About having kids: It’s not just that. I do what I want, when I want, how I want, and because of that, it has taken me so long to grow into an adult human being. I wouldn’t want to sacrifice the last years that I have of being youthful in this business to have kids. I’m 36, Milla. It’s been 15 years since I was the lead in my own feature, in Girlfight. So I haven’t done what I came here to do. I’m just kind of fiddling around. I haven’t even been born yet. I’ve been part of really big things that are amazing, but I haven’t taken on that responsibility yet. So I don’t want to sell myself short by having a kid and then regret not doing what I set out to do.
About playing other roles (comedic or softer characters): You know what it is, Milla? I’m a picky little bitch. I hate everything. I say no to everything. That’s my problem. Maybe I’ve been sitting here with this gift and not using it appropriately. Maybe I should be developing shit from scratch. Because there’s a voice inside of me that I know people will relate to; I just haven’t really had the opportunity to let it flourish. To sit there and explain to a guy what it’s like to be a kick-ass woman is hard. I think there’re only a handful of directors out there that get it—you married one. Maybe if women like you or me were behind the camera or writing these scripts, it’d be different.
I really would love that. I wish that something interesting would come across the desk. I’m bored by what people think is interesting.

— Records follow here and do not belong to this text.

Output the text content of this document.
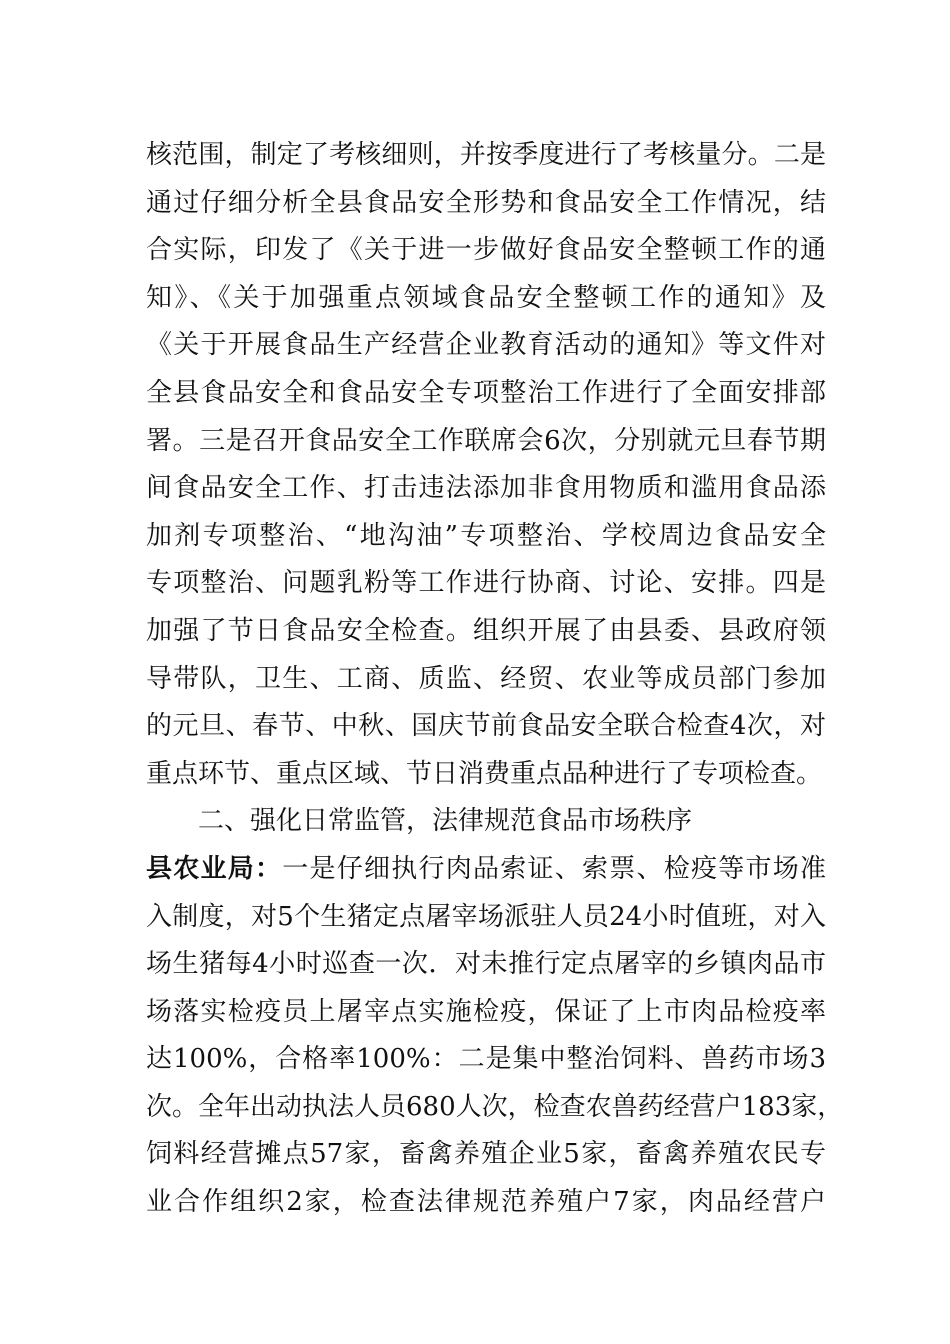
核范围，制定了考核细则，并按季度进行了考核量分。二是
通过仔细分析全县食品安全形势和食品安全工作情况，结
合实际，印发了《关于进一步做好食品安全整顿工作的通
知》、《关于加强重点领域食品安全整顿工作的通知》及
《关于开展食品生产经营企业教育活动的通知》等文件对
全县食品安全和食品安全专项整治工作进行了全面安排部
署。三是召开食品安全工作联席会6次，分别就元旦春节期
间食品安全工作、打击违法添加非食用物质和滥用食品添
加剂专项整治、“地沟油”专项整治、学校周边食品安全
专项整治、问题乳粉等工作进行协商、讨论、安排。四是
加强了节日食品安全检查。组织开展了由县委、县政府领
导带队，卫生、工商、质监、经贸、农业等成员部门参加
的元旦、春节、中秋、国庆节前食品安全联合检查4次，对
重点环节、重点区域、节日消费重点品种进行了专项检查。
二、强化日常监管，法律规范食品市场秩序
县农业局：一是仔细执行肉品索证、索票、检疫等市场准
入制度，对5个生猪定点屠宰场派驻人员24小时值班，对入
场生猪每4小时巡查一次．对未推行定点屠宰的乡镇肉品市
场落实检疫员上屠宰点实施检疫，保证了上市肉品检疫率
达100%，合格率100%：二是集中整治饲料、兽药市场3
次。全年出动执法人员680人次，检查农兽药经营户183家，
饲料经营摊点57家，畜禽养殖企业5家，畜禽养殖农民专
业合作组织2家，检查法律规范养殖户7家，肉品经营户
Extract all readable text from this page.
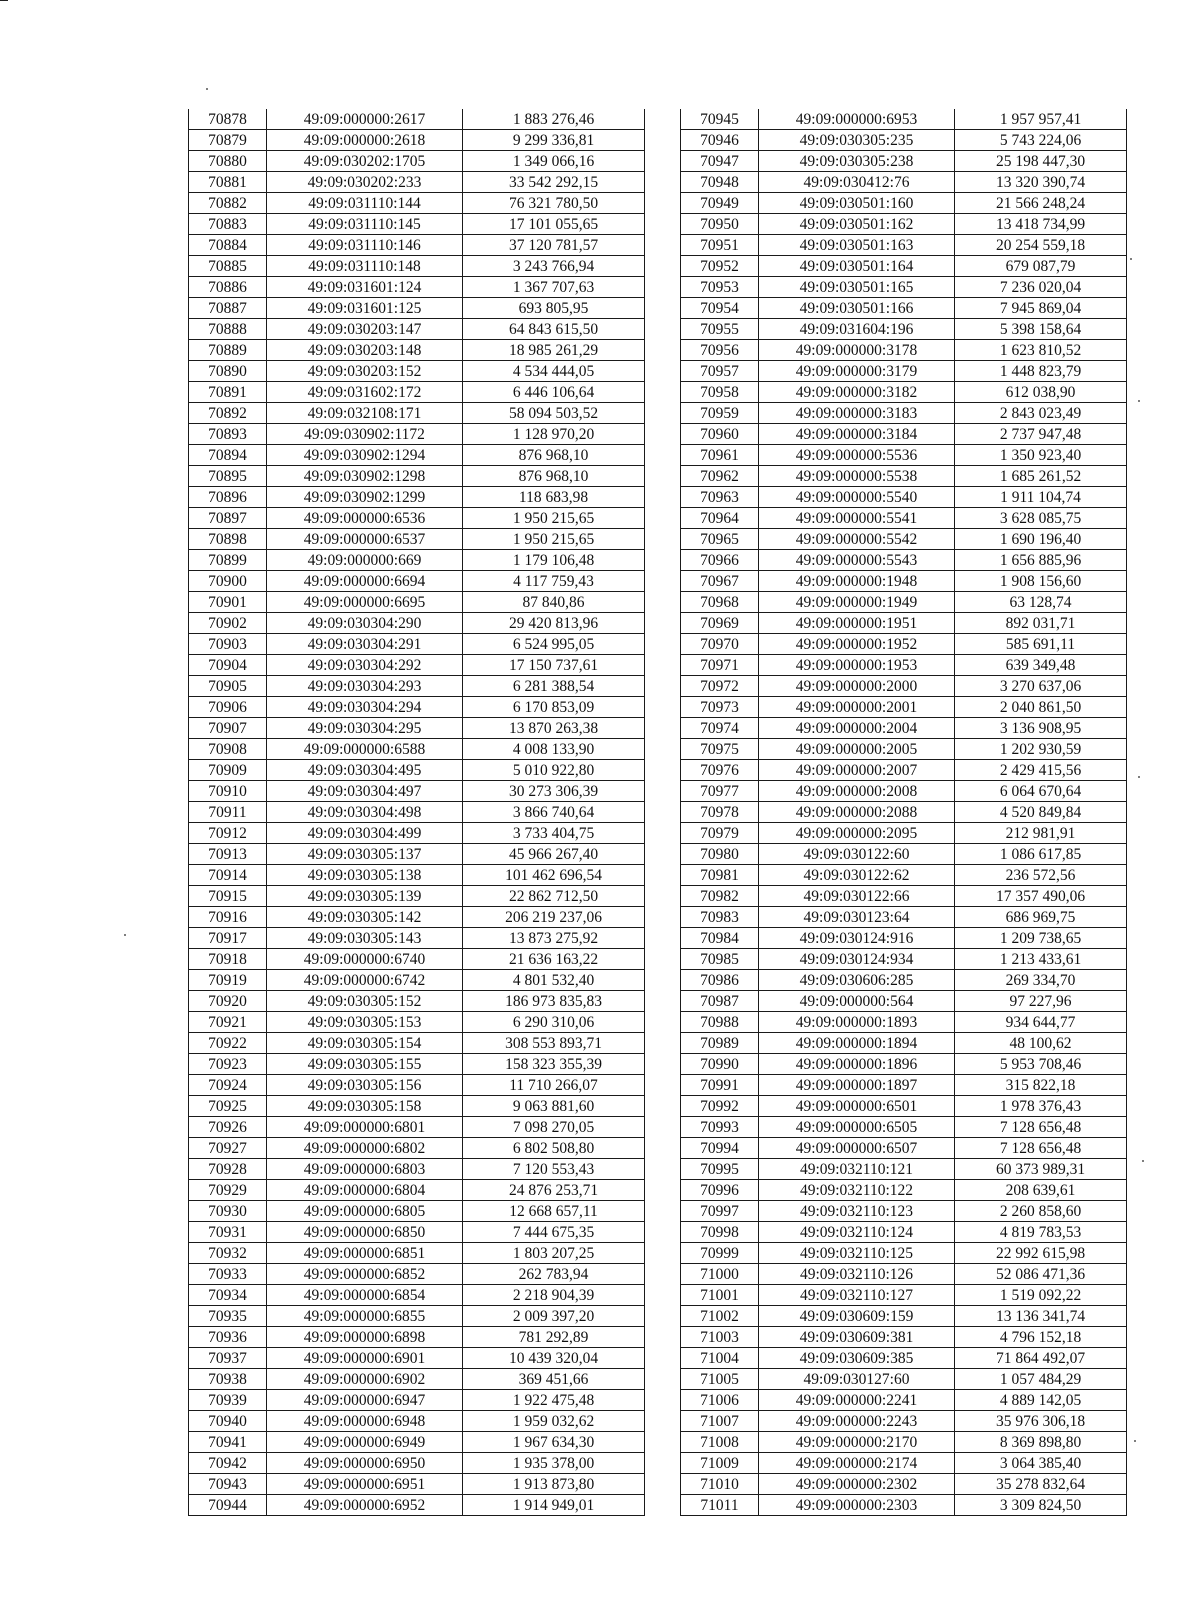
70878	49:09:000000:2617	1 883 276,46
70879	49:09:000000:2618	9 299 336,81
70880	49:09:030202:1705	1 349 066,16
70881	49:09:030202:233	33 542 292,15
70882	49:09:031110:144	76 321 780,50
70883	49:09:031110:145	17 101 055,65
70884	49:09:031110:146	37 120 781,57
70885	49:09:031110:148	3 243 766,94
70886	49:09:031601:124	1 367 707,63
70887	49:09:031601:125	693 805,95
70888	49:09:030203:147	64 843 615,50
70889	49:09:030203:148	18 985 261,29
70890	49:09:030203:152	4 534 444,05
70891	49:09:031602:172	6 446 106,64
70892	49:09:032108:171	58 094 503,52
70893	49:09:030902:1172	1 128 970,20
70894	49:09:030902:1294	876 968,10
70895	49:09:030902:1298	876 968,10
70896	49:09:030902:1299	118 683,98
70897	49:09:000000:6536	1 950 215,65
70898	49:09:000000:6537	1 950 215,65
70899	49:09:000000:669	1 179 106,48
70900	49:09:000000:6694	4 117 759,43
70901	49:09:000000:6695	87 840,86
70902	49:09:030304:290	29 420 813,96
70903	49:09:030304:291	6 524 995,05
70904	49:09:030304:292	17 150 737,61
70905	49:09:030304:293	6 281 388,54
70906	49:09:030304:294	6 170 853,09
70907	49:09:030304:295	13 870 263,38
70908	49:09:000000:6588	4 008 133,90
70909	49:09:030304:495	5 010 922,80
70910	49:09:030304:497	30 273 306,39
70911	49:09:030304:498	3 866 740,64
70912	49:09:030304:499	3 733 404,75
70913	49:09:030305:137	45 966 267,40
70914	49:09:030305:138	101 462 696,54
70915	49:09:030305:139	22 862 712,50
70916	49:09:030305:142	206 219 237,06
70917	49:09:030305:143	13 873 275,92
70918	49:09:000000:6740	21 636 163,22
70919	49:09:000000:6742	4 801 532,40
70920	49:09:030305:152	186 973 835,83
70921	49:09:030305:153	6 290 310,06
70922	49:09:030305:154	308 553 893,71
70923	49:09:030305:155	158 323 355,39
70924	49:09:030305:156	11 710 266,07
70925	49:09:030305:158	9 063 881,60
70926	49:09:000000:6801	7 098 270,05
70927	49:09:000000:6802	6 802 508,80
70928	49:09:000000:6803	7 120 553,43
70929	49:09:000000:6804	24 876 253,71
70930	49:09:000000:6805	12 668 657,11
70931	49:09:000000:6850	7 444 675,35
70932	49:09:000000:6851	1 803 207,25
70933	49:09:000000:6852	262 783,94
70934	49:09:000000:6854	2 218 904,39
70935	49:09:000000:6855	2 009 397,20
70936	49:09:000000:6898	781 292,89
70937	49:09:000000:6901	10 439 320,04
70938	49:09:000000:6902	369 451,66
70939	49:09:000000:6947	1 922 475,48
70940	49:09:000000:6948	1 959 032,62
70941	49:09:000000:6949	1 967 634,30
70942	49:09:000000:6950	1 935 378,00
70943	49:09:000000:6951	1 913 873,80
70944	49:09:000000:6952	1 914 949,01
70945	49:09:000000:6953	1 957 957,41
70946	49:09:030305:235	5 743 224,06
70947	49:09:030305:238	25 198 447,30
70948	49:09:030412:76	13 320 390,74
70949	49:09:030501:160	21 566 248,24
70950	49:09:030501:162	13 418 734,99
70951	49:09:030501:163	20 254 559,18
70952	49:09:030501:164	679 087,79
70953	49:09:030501:165	7 236 020,04
70954	49:09:030501:166	7 945 869,04
70955	49:09:031604:196	5 398 158,64
70956	49:09:000000:3178	1 623 810,52
70957	49:09:000000:3179	1 448 823,79
70958	49:09:000000:3182	612 038,90
70959	49:09:000000:3183	2 843 023,49
70960	49:09:000000:3184	2 737 947,48
70961	49:09:000000:5536	1 350 923,40
70962	49:09:000000:5538	1 685 261,52
70963	49:09:000000:5540	1 911 104,74
70964	49:09:000000:5541	3 628 085,75
70965	49:09:000000:5542	1 690 196,40
70966	49:09:000000:5543	1 656 885,96
70967	49:09:000000:1948	1 908 156,60
70968	49:09:000000:1949	63 128,74
70969	49:09:000000:1951	892 031,71
70970	49:09:000000:1952	585 691,11
70971	49:09:000000:1953	639 349,48
70972	49:09:000000:2000	3 270 637,06
70973	49:09:000000:2001	2 040 861,50
70974	49:09:000000:2004	3 136 908,95
70975	49:09:000000:2005	1 202 930,59
70976	49:09:000000:2007	2 429 415,56
70977	49:09:000000:2008	6 064 670,64
70978	49:09:000000:2088	4 520 849,84
70979	49:09:000000:2095	212 981,91
70980	49:09:030122:60	1 086 617,85
70981	49:09:030122:62	236 572,56
70982	49:09:030122:66	17 357 490,06
70983	49:09:030123:64	686 969,75
70984	49:09:030124:916	1 209 738,65
70985	49:09:030124:934	1 213 433,61
70986	49:09:030606:285	269 334,70
70987	49:09:000000:564	97 227,96
70988	49:09:000000:1893	934 644,77
70989	49:09:000000:1894	48 100,62
70990	49:09:000000:1896	5 953 708,46
70991	49:09:000000:1897	315 822,18
70992	49:09:000000:6501	1 978 376,43
70993	49:09:000000:6505	7 128 656,48
70994	49:09:000000:6507	7 128 656,48
70995	49:09:032110:121	60 373 989,31
70996	49:09:032110:122	208 639,61
70997	49:09:032110:123	2 260 858,60
70998	49:09:032110:124	4 819 783,53
70999	49:09:032110:125	22 992 615,98
71000	49:09:032110:126	52 086 471,36
71001	49:09:032110:127	1 519 092,22
71002	49:09:030609:159	13 136 341,74
71003	49:09:030609:381	4 796 152,18
71004	49:09:030609:385	71 864 492,07
71005	49:09:030127:60	1 057 484,29
71006	49:09:000000:2241	4 889 142,05
71007	49:09:000000:2243	35 976 306,18
71008	49:09:000000:2170	8 369 898,80
71009	49:09:000000:2174	3 064 385,40
71010	49:09:000000:2302	35 278 832,64
71011	49:09:000000:2303	3 309 824,50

I’d love to see four girls who actually get along in a movie that’s not about chasing some guy or marrying somebody. [laughs] Like, where the fuck is our Pulp Fiction? Where is our Reservoir Dogs? Where’s that cool shit with the chicks kicking ass, having some fun? I’ve met some really crazy bitches in my life and I’ve had lots of really amazing friends; I want to see that onscreen. Maybe I’ll take some time off and just go write, because, fuck it. What do I have to lose?
About her personal life: [laughs] I’ve always been and will always be very private about my personal life. If anything ever goes public, it is by default, because I happened to be in a place where I was being watched. But for the most part, I honestly don’t care what people think. I never have. If I did, I’d probably present myself a little more carefully. [laughs] I should have a fucking tattoo on my forehead that says, “Insert foot in mouth.” No politician in their right mind would ever want me to campaign for them.